There are several stages in this code, which I’ve numbered like this ———1

The first stage is that if I’m going to overlay a picture showing dots where there was a change, then I need to create an image, so that what the first part of the code does. (The variable Picture is a parameter you can turn on and off).

The next stage is to loop through the new image in the same way we did for the initial background image, comparing the luminosity with the stored background figure. If it exceeds the threshold, we increase our count, and also add to our weighted totals that will be used to calculate average x,y. I am weighting the x,y position by the size of the change, so the big changes have more effect on the overall average.

The third stage, once we’ve gone through all the pixels, is to update the background image by mixing it with the new image, as described earlier.

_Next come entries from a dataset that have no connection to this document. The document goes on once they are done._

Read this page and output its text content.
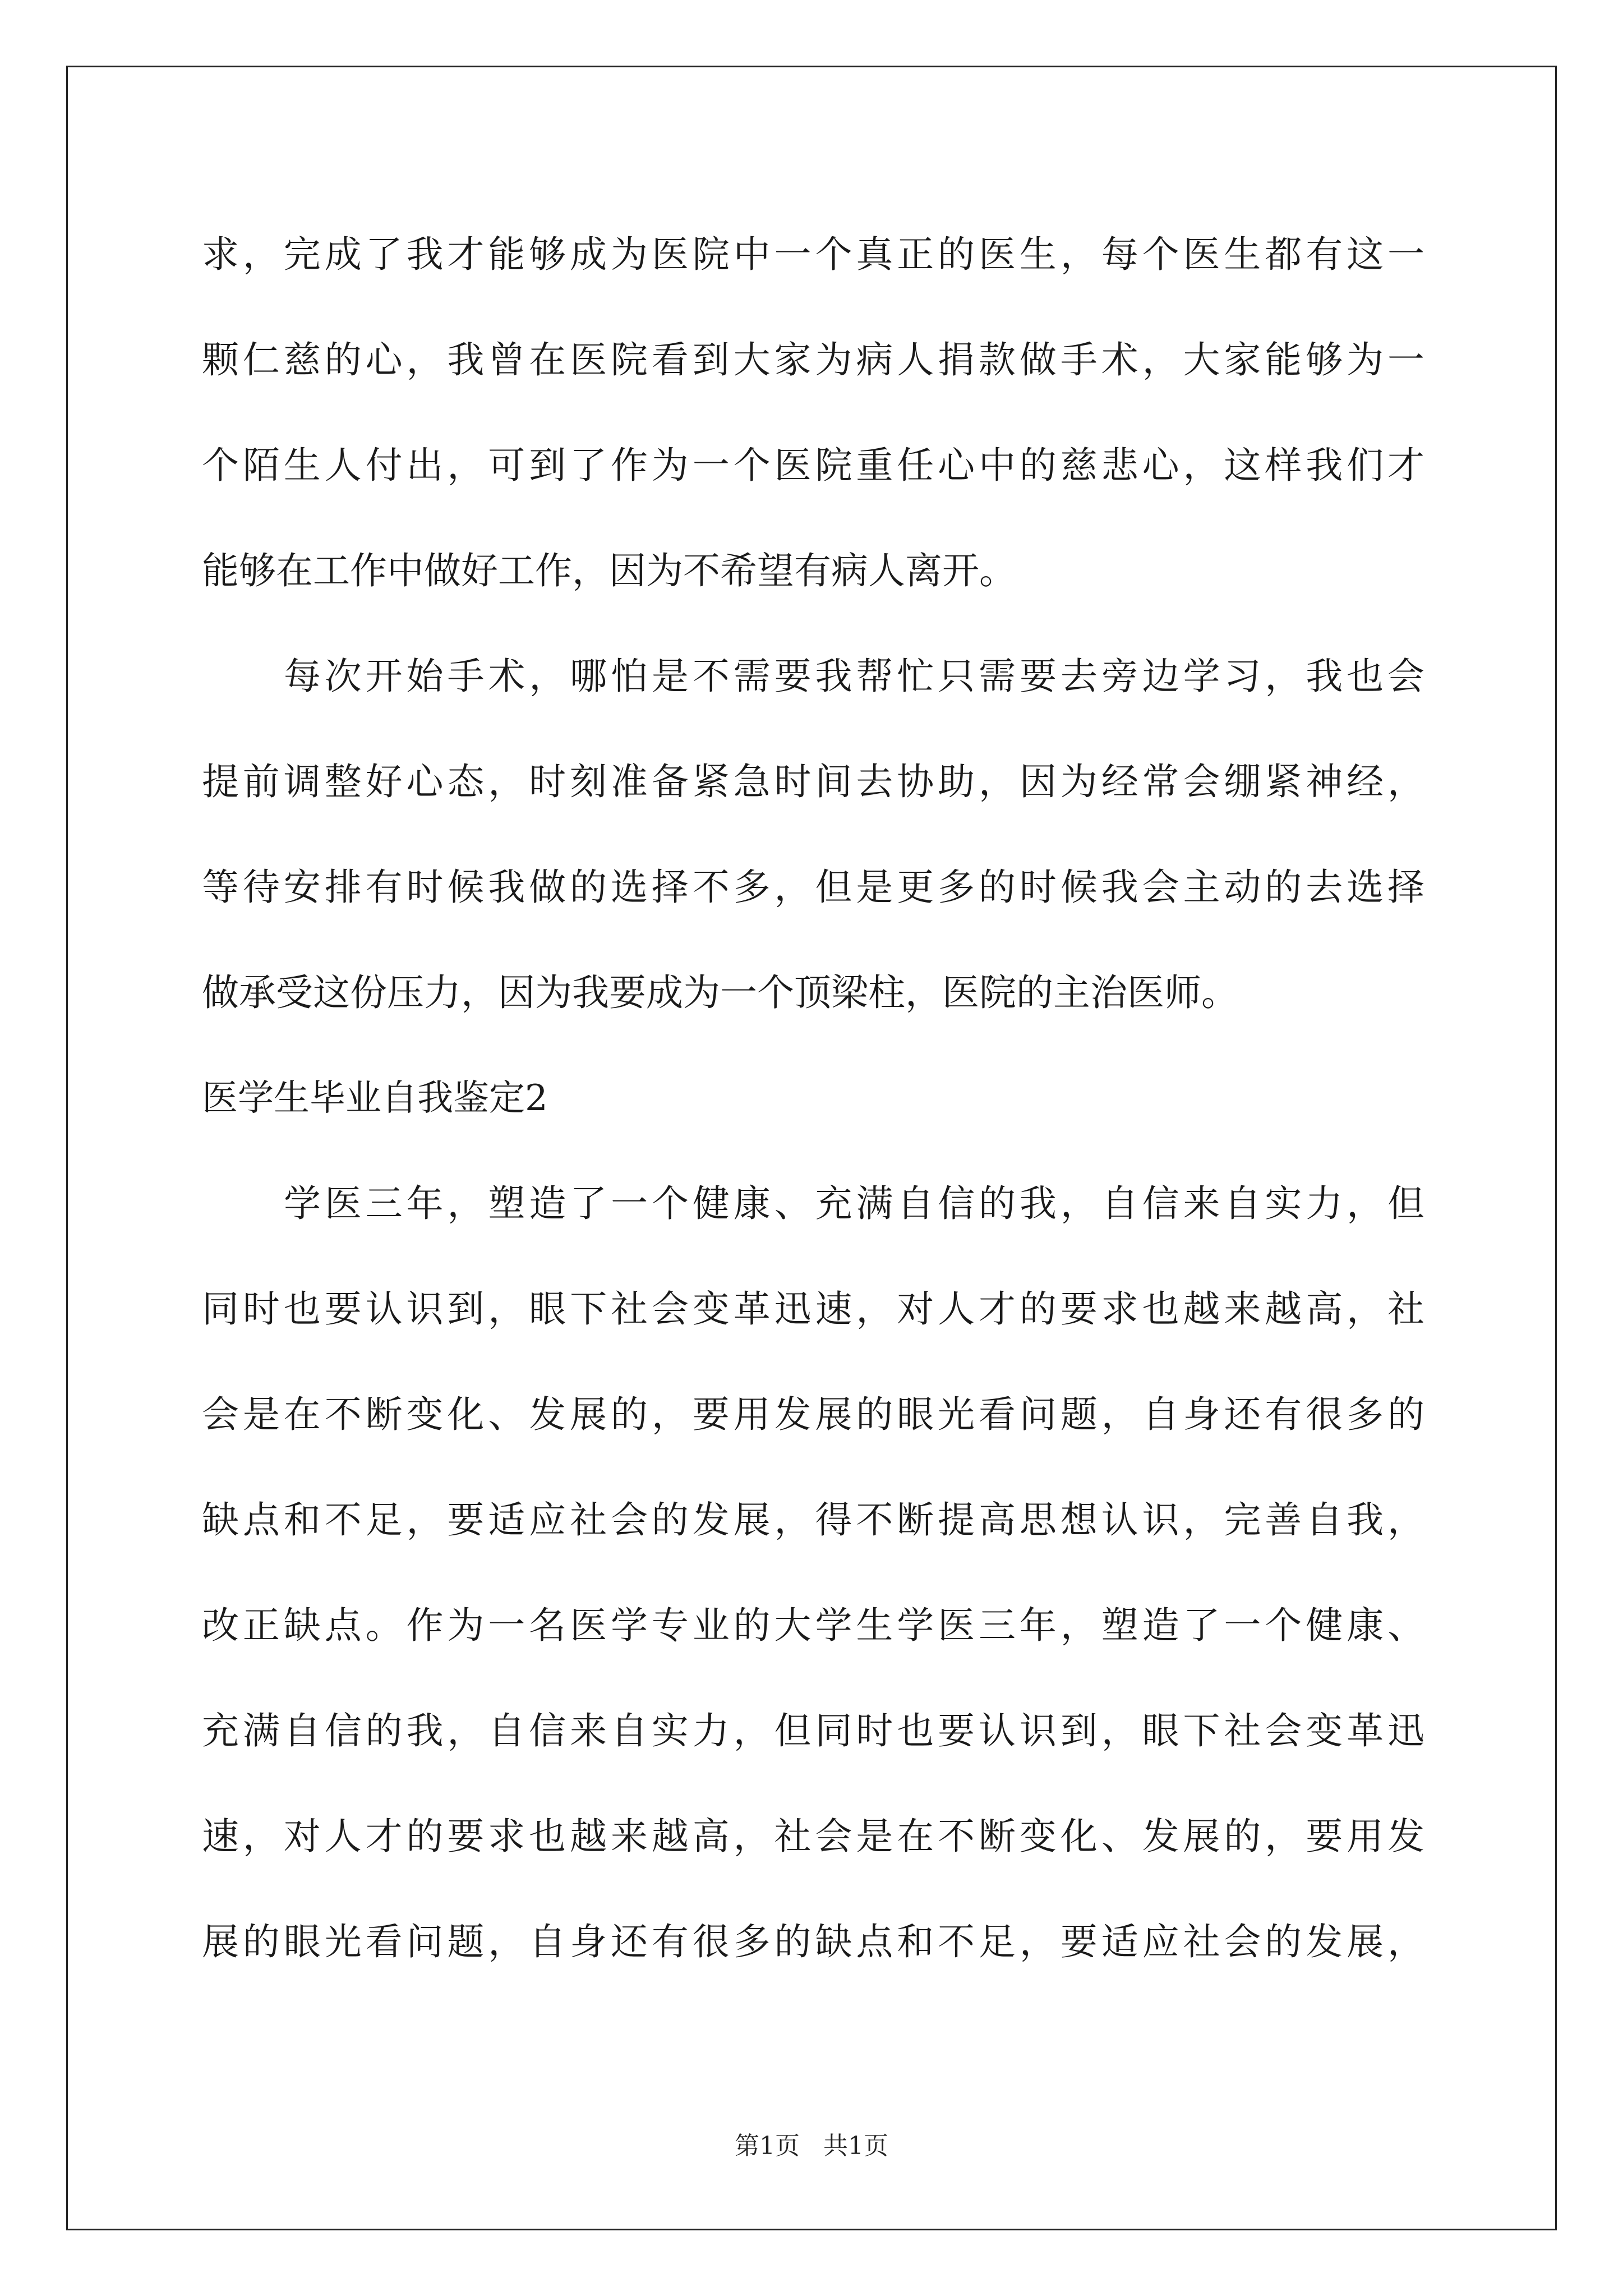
求，完成了我才能够成为医院中一个真正的医生，每个医生都有这一
颗仁慈的心，我曾在医院看到大家为病人捐款做手术，大家能够为一
个陌生人付出，可到了作为一个医院重任心中的慈悲心，这样我们才
能够在工作中做好工作，因为不希望有病人离开。
每次开始手术，哪怕是不需要我帮忙只需要去旁边学习，我也会
提前调整好心态，时刻准备紧急时间去协助，因为经常会绷紧神经，
等待安排有时候我做的选择不多，但是更多的时候我会主动的去选择
做承受这份压力，因为我要成为一个顶梁柱，医院的主治医师。
医学生毕业自我鉴定2
学医三年，塑造了一个健康、充满自信的我，自信来自实力，但
同时也要认识到，眼下社会变革迅速，对人才的要求也越来越高，社
会是在不断变化、发展的，要用发展的眼光看问题，自身还有很多的
缺点和不足，要适应社会的发展，得不断提高思想认识，完善自我，
改正缺点。作为一名医学专业的大学生学医三年，塑造了一个健康、
充满自信的我，自信来自实力，但同时也要认识到，眼下社会变革迅
速，对人才的要求也越来越高，社会是在不断变化、发展的，要用发
展的眼光看问题，自身还有很多的缺点和不足，要适应社会的发展，
第1页   共1页
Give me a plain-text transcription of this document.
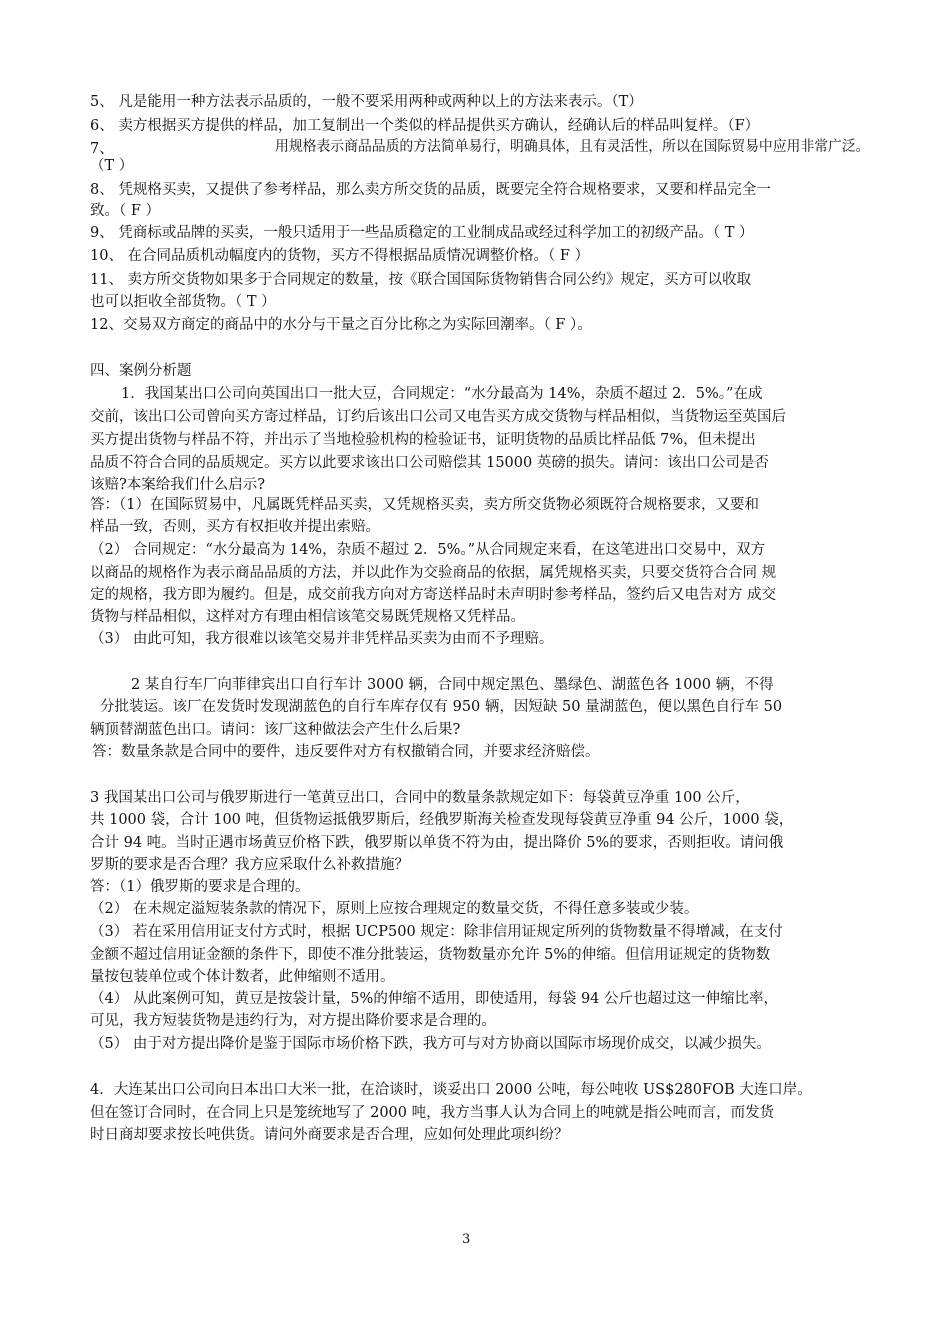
5、 凡是能用一种方法表示品质的，一般不要采用两种或两种以上的方法来表示。（T）
6、 卖方根据买方提供的样品，加工复制出一个类似的样品提供买方确认，经确认后的样品叫复样。（F）
7、	用规格表示商品品质的方法简单易行，明确具体，且有灵活性，所以在国际贸易中应用非常广泛。
（T ）
8、 凭规格买卖，又提供了参考样品，那么卖方所交货的品质，既要完全符合规格要求，又要和样品完全一
致。（ F ）
9、 凭商标或品牌的买卖，一般只适用于一些品质稳定的工业制成品或经过科学加工的初级产品。（ T ）
10、 在合同品质机动幅度内的货物，买方不得根据品质情况调整价格。（ F ）
11、 卖方所交货物如果多于合同规定的数量，按《联合国国际货物销售合同公约》规定，买方可以收取
也可以拒收全部货物。（ T ）
12、交易双方商定的商品中的水分与干量之百分比称之为实际回潮率。（ F ）。
四、案例分析题
1．我国某出口公司向英国出口一批大豆，合同规定：“水分最高为 14%，杂质不超过 2．5%。”在成
交前，该出口公司曾向买方寄过样品，订约后该出口公司又电告买方成交货物与样品相似，当货物运至英国后
买方提出货物与样品不符，并出示了当地检验机构的检验证书，证明货物的品质比样品低 7%，但未提出
品质不符合合同的品质规定。买方以此要求该出口公司赔偿其 15000 英磅的损失。请问：该出口公司是否
该赔?本案给我们什么启示?
答：（1）在国际贸易中，凡属既凭样品买卖，又凭规格买卖，卖方所交货物必须既符合规格要求，又要和
样品一致，否则，买方有权拒收并提出索赔。
（2） 合同规定：“水分最高为 14%，杂质不超过 2．5%。”从合同规定来看，在这笔进出口交易中，双方
以商品的规格作为表示商品品质的方法，并以此作为交验商品的依据，属凭规格买卖，只要交货符合合同 规
定的规格，我方即为履约。但是，成交前我方向对方寄送样品时未声明时参考样品，签约后又电告对方 成交
货物与样品相似，这样对方有理由相信该笔交易既凭规格又凭样品。
（3） 由此可知，我方很难以该笔交易并非凭样品买卖为由而不予理赔。
2 某自行车厂向菲律宾出口自行车计 3000 辆，合同中规定黑色、墨绿色、湖蓝色各 1000 辆，不得
分批装运。该厂在发货时发现湖蓝色的自行车库存仅有 950 辆，因短缺 50 量湖蓝色，便以黑色自行车 50
辆顶替湖蓝色出口。请问：该厂这种做法会产生什么后果?
答：数量条款是合同中的要件，违反要件对方有权撤销合同，并要求经济赔偿。
3 我国某出口公司与俄罗斯进行一笔黄豆出口，合同中的数量条款规定如下：每袋黄豆净重 100 公斤，
共 1000 袋，合计 100 吨，但货物运抵俄罗斯后，经俄罗斯海关检查发现每袋黄豆净重 94 公斤，1000 袋，
合计 94 吨。当时正遇市场黄豆价格下跌，俄罗斯以单货不符为由，提出降价 5%的要求，否则拒收。请问俄
罗斯的要求是否合理？我方应采取什么补救措施？
答：（1）俄罗斯的要求是合理的。
（2） 在未规定溢短装条款的情况下，原则上应按合理规定的数量交货，不得任意多装或少装。
（3） 若在采用信用证支付方式时，根据 UCP500 规定：除非信用证规定所列的货物数量不得增减，在支付
金额不超过信用证金额的条件下，即使不准分批装运，货物数量亦允许 5%的伸缩。但信用证规定的货物数
量按包装单位或个体计数者，此伸缩则不适用。
（4） 从此案例可知，黄豆是按袋计量，5%的伸缩不适用，即使适用，每袋 94 公斤也超过这一伸缩比率，
可见，我方短装货物是违约行为，对方提出降价要求是合理的。
（5） 由于对方提出降价是鉴于国际市场价格下跌，我方可与对方协商以国际市场现价成交，以减少损失。
4．大连某出口公司向日本出口大米一批，在洽谈时，谈妥出口 2000 公吨，每公吨收 US$280FOB 大连口岸。
但在签订合同时，在合同上只是笼统地写了 2000 吨，我方当事人认为合同上的吨就是指公吨而言，而发货
时日商却要求按长吨供货。请问外商要求是否合理，应如何处理此项纠纷？
3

Finally, I set an alert level, which is just a crude burglar alarm. It just says “hey, something’s happening here”, but we want a bit more than that.

Unfortunately, this is where it gets really hard.

Because if we want to use this to detect specific things like hand movements, we have some way to go, because

• it’s slow – the frame rate is down below 20, which makes it tough to include a game
• we need to pick up the direction of movement
• hand movements can be very noisy, not least because there is an arm attached

.
I’ve linked to code here which tries to pick up the direction of a swipe by calculating the centre of the moving pixels and seeing how they change from one redraw to the next. The program shows the moving pixels as yellow dots.

But this only works well if the only moving pixels are around your hand, and often, other things will be moving as well, and that distorts the average centre of the movement. Also, if your hand wanders off the edge of the screen and there are just a couple of moving pixels on the other side of the screen, they will become the new average suddenly, and your centre jumps all the way over.

I tried another approach of “training” the program to recognise a hand by getting the user to take a picture of their hand, so the program can try to choose moving pixels that belong to a hand rather than anything else. But this is really difficult, and will take more work.

So I’m sorry I can’t give you a nice solution, but life is often like that.

From → animation, Games

Thanks for this project, it’s really helpful. I had written an app to manage my Foscam Home cameras and adding it motion detection within app might be fun.

• That’s good. I’m sorry the code isn’t cleaner but I was still trying to find a good solution, and you know how it is, you try this and you try that, and your code suffers.

Basic motion detection is relatively easy, but tracking something like hand movement is way more difficult.